Eigentlich war das Konzert im 15 Kilometer entfernten Magdala geplant, doch nach einer Entscheidung des Amtsgerichts Weimar mussten die Organisatoren umplanen. Das Gericht hatte den Konzertveranstaltern am Nachmittag auf Antrag der Stadt Magdala die Nutzung kommunaler Zufahrtswege zu einem dort angemieteten Privatgelände untersagt. Die Wege wurden abgesperrt. In Apolda konnten die Konzertveranstalter am Abend nur auf eine provisorische Bühne zurückgreifen, weil sie in Magdala schon die Bühnentechnik aufgebaut hatten.

Das Konzert gilt als Ersatz für ein von den Behörden unterbundenes Konzert Ende August in Mattstedt, bei dem die Veranstalter das Gelände wegen unklarer Besitzverhältnisse nicht nutzen durften. Diesmal hatten sie sich sowohl für Apolda als auch Magdala angemeldet.

Innenminister Georg Maier (SPD) bezeichnete den Umzug nach Apolda als Erfolg. Das Gelände an der A4 sei für eine Großveranstaltung, mit der die Veranstalter viel Geld verdienen könnten, geeignet. «Diese Pläne haben wir durchkreuzt.» Für Apolda allerdings sei dadurch eine schwierige Lage entstanden. «Die Bürger von Apolda sind jetzt die Leidtragenden.» .

Maier äußerte sein Unverständnis darüber, dass das Verwaltungsgericht Weimar am Freitag auch für die zwei Veranstaltungstage in Apolda nahezu alle Auflagen der Versammlungsbehörde gekippt hat. Bei dem Rechtsrock-Event träten Bands auf, die offen zu schweren Straftaten wie Mord aufgerufen hätten.

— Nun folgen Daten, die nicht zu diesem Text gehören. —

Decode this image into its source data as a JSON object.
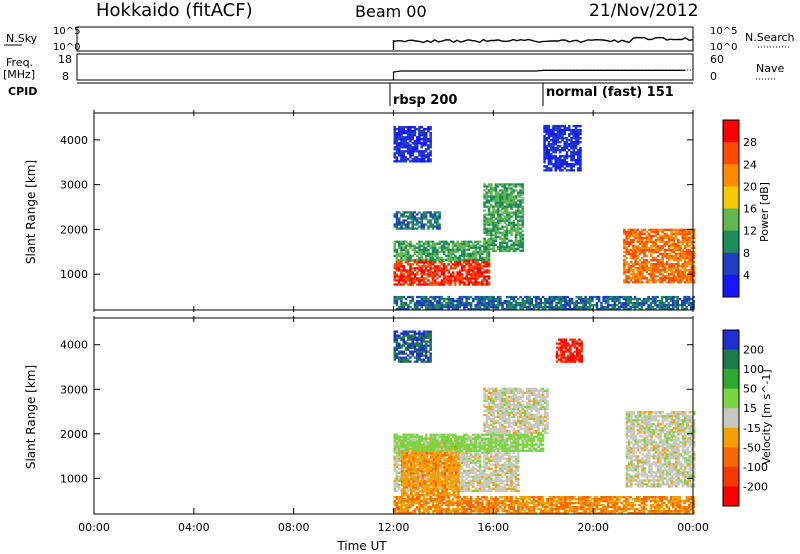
{
  "header": {
    "station": "Hokkaido (fitACF)",
    "beam": "Beam 00",
    "date": "21/Nov/2012"
  },
  "panels": {
    "nsky_label": "N.Sky",
    "nsky_ticks": [
      "10^5",
      "10^0"
    ],
    "nsearch_label": "N.Search",
    "nsearch_ticks": [
      "10^5",
      "10^0"
    ],
    "freq_label": "Freq.",
    "freq_unit": "[MHz]",
    "freq_ticks": [
      "18",
      "8"
    ],
    "nave_label": "Nave",
    "nave_ticks": [
      "60",
      "0"
    ],
    "cpid_label": "CPID",
    "cpid_modes": [
      {
        "name": "rbsp 200",
        "start": "12:00"
      },
      {
        "name": "normal (fast) 151",
        "start": "18:00"
      }
    ]
  },
  "axes": {
    "ylabel": "Slant Range [km]",
    "yticks": [
      "4000",
      "3000",
      "2000",
      "1000"
    ],
    "xticks": [
      "00:00",
      "04:00",
      "08:00",
      "12:00",
      "16:00",
      "20:00",
      "00:00"
    ],
    "xlabel": "Time UT"
  },
  "colorbars": {
    "power": {
      "label": "Power [dB]",
      "ticks": [
        "28",
        "24",
        "20",
        "16",
        "12",
        "8",
        "4"
      ],
      "colors": [
        "#ff0000",
        "#ff4a00",
        "#ff8a00",
        "#f5c800",
        "#62b84e",
        "#1f8a5a",
        "#1e3fbf",
        "#1616ff"
      ]
    },
    "velocity": {
      "label": "Velocity [m s^-1]",
      "ticks": [
        "200",
        "100",
        "50",
        "15",
        "-15",
        "-50",
        "-100",
        "-200"
      ],
      "colors": [
        "#1e2fd0",
        "#1f7a4a",
        "#2fa830",
        "#7ad640",
        "#c8c8c0",
        "#f5a000",
        "#f56a00",
        "#f53a00",
        "#ff0000"
      ]
    }
  },
  "chart_data": {
    "type": "heatmap",
    "title": "Hokkaido (fitACF)",
    "xlabel": "Time UT",
    "ylabel": "Slant Range [km]",
    "xlim": [
      "00:00",
      "24:00"
    ],
    "ylim": [
      200,
      4600
    ],
    "data_start": "12:00",
    "power_regions": [
      {
        "t": [
          12.0,
          15.8
        ],
        "range": [
          750,
          1300
        ],
        "level_dB": 28
      },
      {
        "t": [
          12.0,
          15.8
        ],
        "range": [
          1300,
          1750
        ],
        "level_dB": 12
      },
      {
        "t": [
          12.0,
          13.8
        ],
        "range": [
          2000,
          2400
        ],
        "level_dB": 8
      },
      {
        "t": [
          15.6,
          17.2
        ],
        "range": [
          1500,
          3000
        ],
        "level_dB": 12
      },
      {
        "t": [
          21.2,
          24.0
        ],
        "range": [
          800,
          2000
        ],
        "level_dB": 24
      },
      {
        "t": [
          12.0,
          24.0
        ],
        "range": [
          200,
          500
        ],
        "level_dB": 8
      },
      {
        "t": [
          12.0,
          13.5
        ],
        "range": [
          3500,
          4300
        ],
        "level_dB": 4
      },
      {
        "t": [
          18.0,
          19.5
        ],
        "range": [
          3300,
          4300
        ],
        "level_dB": 4
      }
    ],
    "velocity_regions": [
      {
        "t": [
          12.0,
          17.0
        ],
        "range": [
          700,
          1900
        ],
        "velocity": 0
      },
      {
        "t": [
          12.3,
          14.6
        ],
        "range": [
          600,
          1800
        ],
        "velocity": -40
      },
      {
        "t": [
          12.0,
          18.0
        ],
        "range": [
          1600,
          2000
        ],
        "velocity": 30
      },
      {
        "t": [
          15.6,
          18.2
        ],
        "range": [
          2000,
          3000
        ],
        "velocity": 0
      },
      {
        "t": [
          21.3,
          24.0
        ],
        "range": [
          800,
          2500
        ],
        "velocity": 0
      },
      {
        "t": [
          12.0,
          24.0
        ],
        "range": [
          200,
          600
        ],
        "velocity": -50
      },
      {
        "t": [
          12.0,
          13.5
        ],
        "range": [
          3600,
          4300
        ],
        "velocity": 200
      },
      {
        "t": [
          18.5,
          19.5
        ],
        "range": [
          3600,
          4100
        ],
        "velocity": -200
      }
    ]
  }
}
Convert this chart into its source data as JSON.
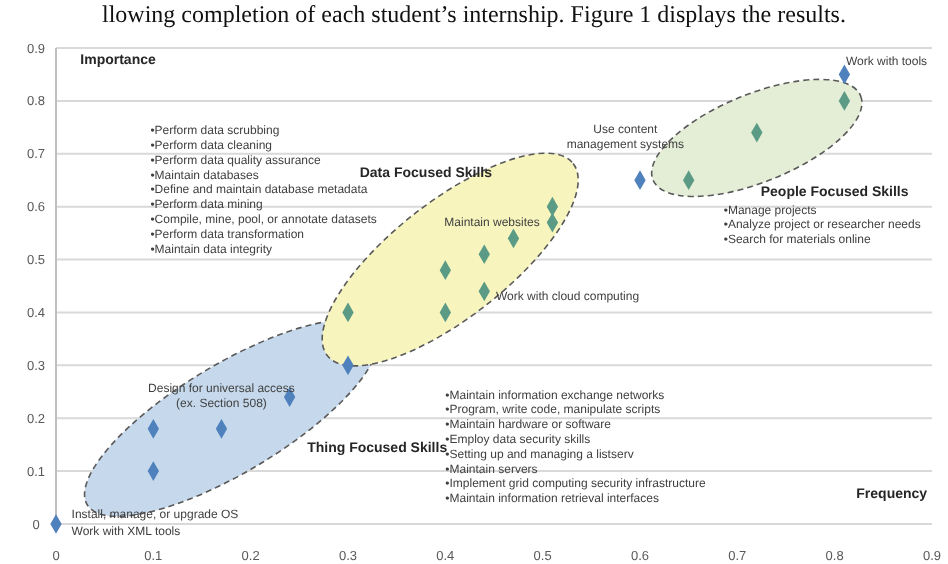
{
  "chart_data": {
    "type": "scatter",
    "xlabel": "Frequency",
    "ylabel": "Importance",
    "x": [
      0,
      0.1,
      0.1,
      0.17,
      0.24,
      0.3,
      0.6,
      0.81,
      0.3,
      0.4,
      0.4,
      0.44,
      0.44,
      0.47,
      0.51,
      0.51,
      0.65,
      0.72,
      0.81
    ],
    "values": [
      0,
      0.1,
      0.18,
      0.18,
      0.24,
      0.3,
      0.65,
      0.85,
      0.4,
      0.4,
      0.48,
      0.44,
      0.51,
      0.54,
      0.57,
      0.6,
      0.65,
      0.74,
      0.8
    ],
    "colors": [
      "#4f81bd",
      "#4f81bd",
      "#4f81bd",
      "#4f81bd",
      "#4f81bd",
      "#4f81bd",
      "#4f81bd",
      "#4f81bd",
      "#5b9b86",
      "#5b9b86",
      "#5b9b86",
      "#5b9b86",
      "#5b9b86",
      "#5b9b86",
      "#5b9b86",
      "#5b9b86",
      "#5b9b86",
      "#5b9b86",
      "#5b9b86"
    ],
    "xlim": [
      0,
      0.9
    ],
    "ylim": [
      0,
      0.9
    ],
    "xticks": [
      0,
      0.1,
      0.2,
      0.3,
      0.4,
      0.5,
      0.6,
      0.7,
      0.8,
      0.9
    ],
    "yticks": [
      0,
      0.1,
      0.2,
      0.3,
      0.4,
      0.5,
      0.6,
      0.7,
      0.8,
      0.9
    ],
    "grid": "y",
    "marker": "diamond",
    "annotations": [
      "llowing completion of each student’s internship. Figure 1 displays the results.",
      "Data Focused Skills",
      "People Focused Skills",
      "Thing Focused Skills",
      "•Perform data scrubbing",
      "•Perform data cleaning",
      "•Perform data quality assurance",
      "•Maintain databases",
      "•Define and maintain database metadata",
      "•Perform data mining",
      "•Compile, mine, pool, or annotate datasets",
      "•Perform data transformation",
      "•Maintain data integrity",
      "•Manage projects",
      "•Analyze project or researcher needs",
      "•Search for materials online",
      "•Maintain information exchange networks",
      "•Program, write code, manipulate scripts",
      "•Maintain hardware or software",
      "•Employ data security skills",
      "•Setting up and managing a listserv",
      "•Maintain servers",
      "•Implement grid computing security infrastructure",
      "•Maintain information retrieval interfaces",
      "Work with tools",
      "Use content management systems",
      "Maintain websites",
      "Work with cloud computing",
      "Design for universal access (ex. Section 508)",
      "Install, manage, or upgrade OS",
      "Work with XML tools"
    ]
  }
}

Dies sei vom Gericht nicht berücksichtigt worden. «Andere Gerichte in Deutschland haben da sehr kurzfristig anders entschieden», sagte er.

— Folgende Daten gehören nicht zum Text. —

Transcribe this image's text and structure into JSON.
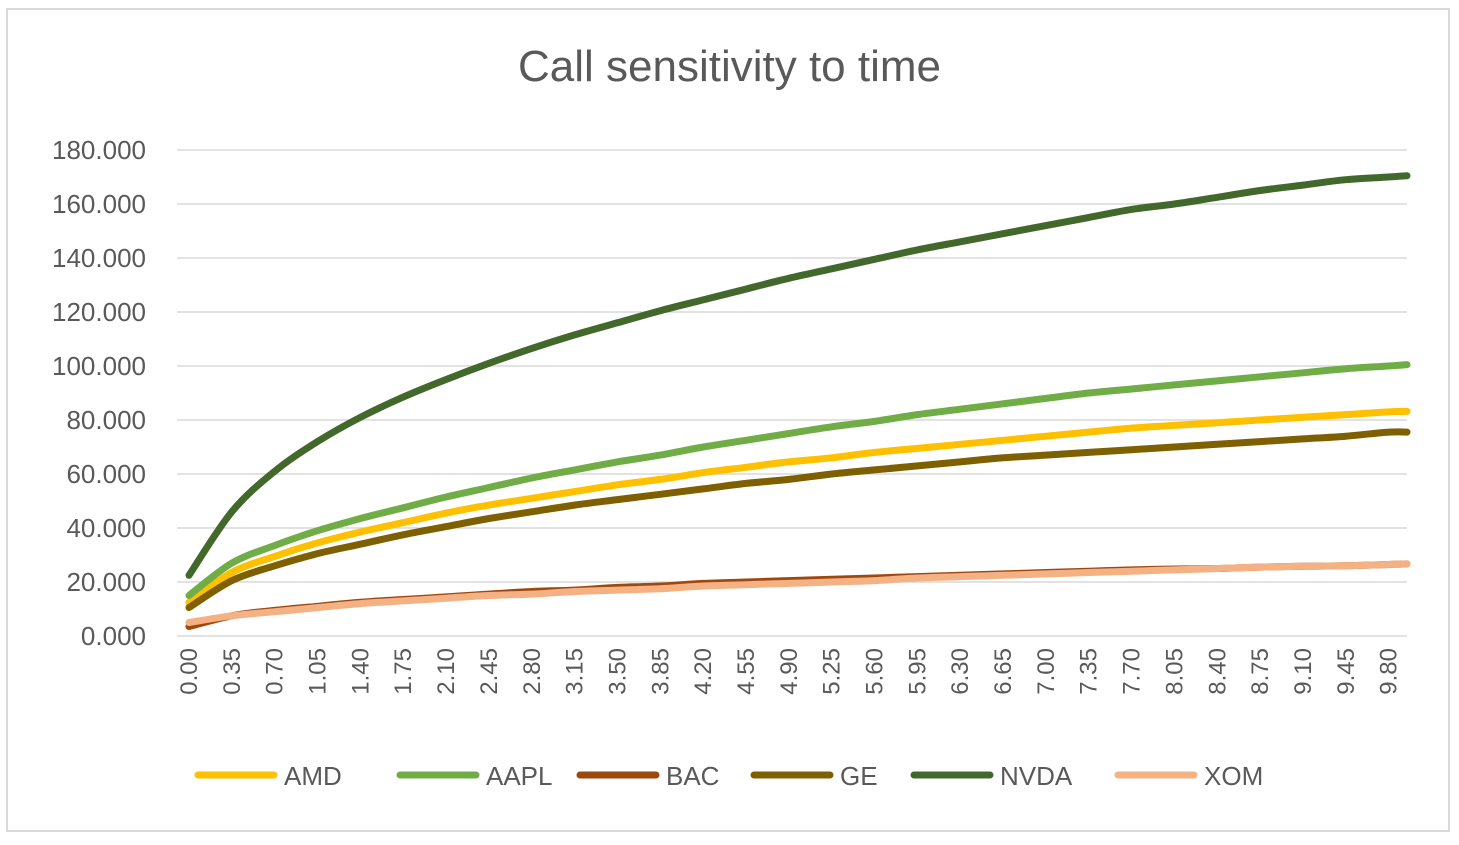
{
  "chart_data": {
    "type": "line",
    "title": "Call sensitivity to time",
    "xlabel": "",
    "ylabel": "",
    "ylim": [
      0,
      180
    ],
    "y_ticks": [
      "0.000",
      "20.000",
      "40.000",
      "60.000",
      "80.000",
      "100.000",
      "120.000",
      "140.000",
      "160.000",
      "180.000"
    ],
    "x_ticks": [
      "0.00",
      "0.35",
      "0.70",
      "1.05",
      "1.40",
      "1.75",
      "2.10",
      "2.45",
      "2.80",
      "3.15",
      "3.50",
      "3.85",
      "4.20",
      "4.55",
      "4.90",
      "5.25",
      "5.60",
      "5.95",
      "6.30",
      "6.65",
      "7.00",
      "7.35",
      "7.70",
      "8.05",
      "8.40",
      "8.75",
      "9.10",
      "9.45",
      "9.80"
    ],
    "xlim": [
      0,
      9.95
    ],
    "grid": true,
    "legend_position": "bottom",
    "x": [
      0.0,
      0.35,
      0.7,
      1.05,
      1.4,
      1.75,
      2.1,
      2.45,
      2.8,
      3.15,
      3.5,
      3.85,
      4.2,
      4.55,
      4.9,
      5.25,
      5.6,
      5.95,
      6.3,
      6.65,
      7.0,
      7.35,
      7.7,
      8.05,
      8.4,
      8.75,
      9.1,
      9.45,
      9.8,
      9.95
    ],
    "series": [
      {
        "name": "AMD",
        "color": "#ffc000",
        "values": [
          12.5,
          23.5,
          29.5,
          34.5,
          38.5,
          42.0,
          45.5,
          48.5,
          51.0,
          53.5,
          56.0,
          58.0,
          60.5,
          62.5,
          64.5,
          66.0,
          68.0,
          69.5,
          71.0,
          72.5,
          74.0,
          75.5,
          77.0,
          78.0,
          79.0,
          80.0,
          81.0,
          82.0,
          83.0,
          83.2
        ]
      },
      {
        "name": "AAPL",
        "color": "#70ad47",
        "values": [
          15.0,
          27.0,
          33.5,
          39.0,
          43.5,
          47.5,
          51.5,
          55.0,
          58.5,
          61.5,
          64.5,
          67.0,
          70.0,
          72.5,
          75.0,
          77.5,
          79.5,
          82.0,
          84.0,
          86.0,
          88.0,
          90.0,
          91.5,
          93.0,
          94.5,
          96.0,
          97.5,
          99.0,
          100.0,
          100.5
        ]
      },
      {
        "name": "BAC",
        "color": "#9e480e",
        "values": [
          3.5,
          7.5,
          9.5,
          11.0,
          12.5,
          13.5,
          14.5,
          15.5,
          16.5,
          17.0,
          18.0,
          18.5,
          19.5,
          20.0,
          20.5,
          21.0,
          21.5,
          22.0,
          22.5,
          23.0,
          23.5,
          24.0,
          24.5,
          24.8,
          25.0,
          25.5,
          25.8,
          26.0,
          26.5,
          26.7
        ]
      },
      {
        "name": "GE",
        "color": "#7f6000",
        "values": [
          10.5,
          20.5,
          26.0,
          30.5,
          34.0,
          37.5,
          40.5,
          43.5,
          46.0,
          48.5,
          50.5,
          52.5,
          54.5,
          56.5,
          58.0,
          60.0,
          61.5,
          63.0,
          64.5,
          66.0,
          67.0,
          68.0,
          69.0,
          70.0,
          71.0,
          72.0,
          73.0,
          74.0,
          75.5,
          75.5
        ]
      },
      {
        "name": "NVDA",
        "color": "#43682b",
        "values": [
          22.5,
          46.0,
          61.0,
          72.0,
          81.0,
          88.5,
          95.0,
          101.0,
          106.5,
          111.5,
          116.0,
          120.5,
          124.5,
          128.5,
          132.5,
          136.0,
          139.5,
          143.0,
          146.0,
          149.0,
          152.0,
          155.0,
          158.0,
          160.0,
          162.5,
          165.0,
          167.0,
          169.0,
          170.0,
          170.5
        ]
      },
      {
        "name": "XOM",
        "color": "#f4b183",
        "values": [
          5.0,
          7.5,
          9.0,
          10.5,
          12.0,
          13.0,
          14.0,
          15.0,
          15.5,
          16.5,
          17.0,
          17.5,
          18.5,
          19.0,
          19.5,
          20.0,
          20.5,
          21.5,
          22.0,
          22.5,
          23.0,
          23.5,
          24.0,
          24.5,
          25.0,
          25.5,
          25.8,
          26.0,
          26.5,
          26.7
        ]
      }
    ]
  }
}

Das Verwaltungsgericht Weimar hatte am Freitag zu den Auflagen für Apolda mitgeteilt, Einschränkungen dürfe es nur geben, wenn eine unmittelbare Gefahr für die öffentliche Sicherheit oder Ordnung bestehe, die durch handfeste Tatsachen belegt sei. Bloße Verdachtsmomente und Vermutungen genügten hingegen nicht.

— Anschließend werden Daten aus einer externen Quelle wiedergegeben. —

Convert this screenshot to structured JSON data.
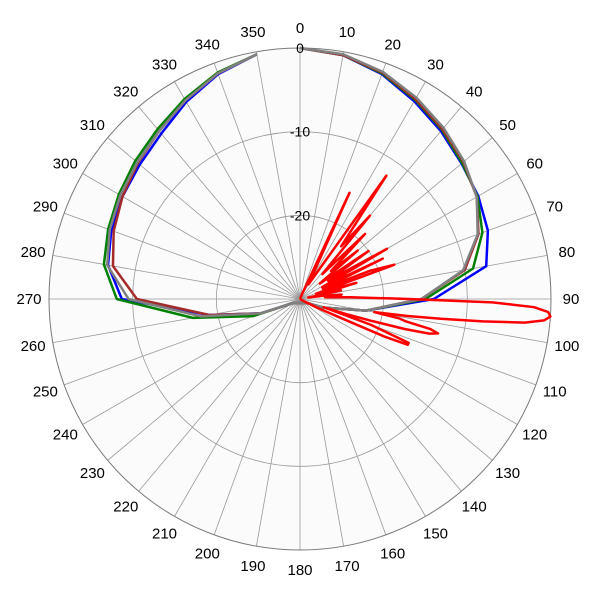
{
  "chart_data": {
    "type": "line",
    "subtype": "polar",
    "angle_unit": "degrees",
    "angle_direction": "clockwise",
    "zero_angle": "top",
    "r_range": [
      -30,
      0
    ],
    "r_ticks": [
      -20,
      -10,
      0
    ],
    "r_tick_labels": [
      "-20",
      "-10",
      "0"
    ],
    "angle_ticks": [
      0,
      10,
      20,
      30,
      40,
      50,
      60,
      70,
      80,
      90,
      100,
      110,
      120,
      130,
      140,
      150,
      160,
      170,
      180,
      190,
      200,
      210,
      220,
      230,
      240,
      250,
      260,
      270,
      280,
      290,
      300,
      310,
      320,
      330,
      340,
      350
    ],
    "angle_tick_labels": [
      "0",
      "10",
      "20",
      "30",
      "40",
      "50",
      "60",
      "70",
      "80",
      "90",
      "100",
      "110",
      "120",
      "130",
      "140",
      "150",
      "160",
      "170",
      "180",
      "190",
      "200",
      "210",
      "220",
      "230",
      "240",
      "250",
      "260",
      "270",
      "280",
      "290",
      "300",
      "310",
      "320",
      "330",
      "340",
      "350"
    ],
    "grid": true,
    "legend": "none",
    "series": [
      {
        "color": "#0000ff",
        "angles": [
          0,
          10,
          20,
          30,
          40,
          50,
          60,
          70,
          80,
          90,
          100,
          110,
          120,
          240,
          250,
          260,
          270,
          280,
          290,
          300,
          310,
          320,
          330,
          340,
          350
        ],
        "values": [
          0,
          -0.4,
          -1.4,
          -2.7,
          -3.8,
          -4.8,
          -5.4,
          -6.1,
          -7.4,
          -14,
          -22,
          -27,
          -29,
          -29,
          -25,
          -19,
          -8.7,
          -6.7,
          -6.0,
          -5.5,
          -5.0,
          -4.2,
          -2.8,
          -1.4,
          -0.3
        ]
      },
      {
        "color": "#008000",
        "angles": [
          0,
          10,
          20,
          30,
          40,
          50,
          60,
          70,
          80,
          90,
          100,
          110,
          120,
          240,
          250,
          260,
          270,
          280,
          290,
          300,
          310,
          320,
          330,
          340,
          350
        ],
        "values": [
          0,
          -0.4,
          -1.3,
          -2.5,
          -3.6,
          -4.7,
          -5.5,
          -6.8,
          -9.0,
          -15,
          -22,
          -27,
          -29,
          -29,
          -24,
          -17,
          -8.1,
          -6.2,
          -5.6,
          -5.0,
          -4.3,
          -3.5,
          -2.4,
          -1.2,
          -0.3
        ]
      },
      {
        "color": "#a52a2a",
        "angles": [
          0,
          10,
          20,
          30,
          40,
          50,
          60,
          70,
          80,
          90,
          100,
          110,
          120,
          240,
          250,
          260,
          270,
          280,
          290,
          300,
          310,
          320,
          330,
          340,
          350
        ],
        "values": [
          0,
          -0.4,
          -1.2,
          -2.4,
          -3.5,
          -4.5,
          -5.6,
          -7.3,
          -10.0,
          -15.5,
          -22,
          -27,
          -29,
          -29,
          -25,
          -19,
          -10.5,
          -7.3,
          -6.3,
          -5.5,
          -4.7,
          -3.8,
          -2.6,
          -1.3,
          -0.3
        ]
      },
      {
        "color": "#808080",
        "angles": [
          0,
          10,
          20,
          30,
          40,
          50,
          60,
          70,
          80,
          90,
          100,
          110,
          120,
          240,
          250,
          260,
          270,
          280,
          290,
          300,
          310,
          320,
          330,
          340,
          350
        ],
        "values": [
          0,
          -0.3,
          -1.1,
          -2.2,
          -3.3,
          -4.4,
          -5.6,
          -7.4,
          -10.2,
          -15.5,
          -22,
          -27,
          -29,
          -29,
          -25,
          -18,
          -9.5,
          -6.6,
          -5.8,
          -5.2,
          -4.6,
          -3.8,
          -2.6,
          -1.3,
          -0.3
        ]
      },
      {
        "color": "#ff0000",
        "angles": [
          0,
          10,
          20,
          25,
          30,
          35,
          38,
          40,
          42,
          45,
          48,
          50,
          52,
          55,
          57,
          60,
          62,
          64,
          66,
          68,
          70,
          72,
          74,
          76,
          78,
          80,
          82,
          84,
          86,
          88,
          90,
          91,
          92,
          93,
          94,
          95,
          96,
          97,
          98,
          99,
          100,
          101,
          102,
          103,
          104,
          105,
          106,
          107,
          108,
          109,
          110,
          111,
          112,
          113,
          114,
          115,
          116,
          117,
          118,
          119,
          120,
          122,
          125,
          128,
          130,
          135,
          140,
          150,
          160,
          170,
          180
        ],
        "values": [
          -30,
          -30,
          -29.7,
          -16,
          -28,
          -12,
          -22,
          -17,
          -26,
          -19,
          -25,
          -21,
          -27,
          -20,
          -26,
          -18,
          -27,
          -19,
          -27,
          -21,
          -18,
          -28,
          -23,
          -27,
          -25,
          -29,
          -27,
          -25,
          -27,
          -24,
          -17,
          -7,
          -2,
          -0.3,
          0,
          -0.7,
          -3,
          -8,
          -13,
          -17,
          -21,
          -18,
          -17,
          -14,
          -13,
          -14,
          -17,
          -21,
          -24,
          -27,
          -21,
          -19,
          -16,
          -16,
          -19,
          -25,
          -27,
          -28,
          -29,
          -29,
          -30,
          -30,
          -30,
          -30,
          -30,
          -30,
          -30,
          -30,
          -30,
          -30,
          -30
        ]
      }
    ]
  }
}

Der Minister hatte zuvor schon die Kritik der Richter an Behörden-Auflagen für Magdala zurück gewiesen: «Das Argument, dass es zu wenig Zeit gab, die Auflagen zu prüfen, akzeptiere ich nicht», sagte er. Für Magdala hatte das Thüringer Oberverwaltungsgericht (OVG) in der Nacht zum Freitag fast alle von den Behörden genannten Auflagen für die Veranstalter endgültig abgelehnt, darunter ein Auftrittsverbot für bestimmte Bands und ein Verbot, Nazisymbole und -codes zu zeigen.

Das stieß auch bei der Mobilen Beratung gegen Rechtsextremismus (Mobit) auf Unverständnis. «Bei solchen Freiräumen für die Neonazi-Szene müssen wir uns in Thüringen nicht wundern, dass wir zu einem Zentrum der Hassmusik geworden sind», erklärte der Mobit-Vorstandsvorsitzende Sandro Witt.

Mobit hat in den vergangenen Jahren 52 als politische Kundgebung angemeldete Konzerte gezählt, darunter auch die teils von bis zu 6000 Rechtsextremen besuchten Konzerte im südthüringischen Themar in diesem und im vergangenen Jahr. Nach Erkenntnissen der Landesregierung gab es im vergangenen Jahr insgesamt 10 rechtsextreme Liedermacher und 14 Neonazi-Bands, die aus Thüringen stammen. Außerdem wickeln laut Innenministerium 14 rechtsextreme Labels oder Online-Händler aus den verschiedenen Teilen des Freistaats heraus ihre Geschäfte ab.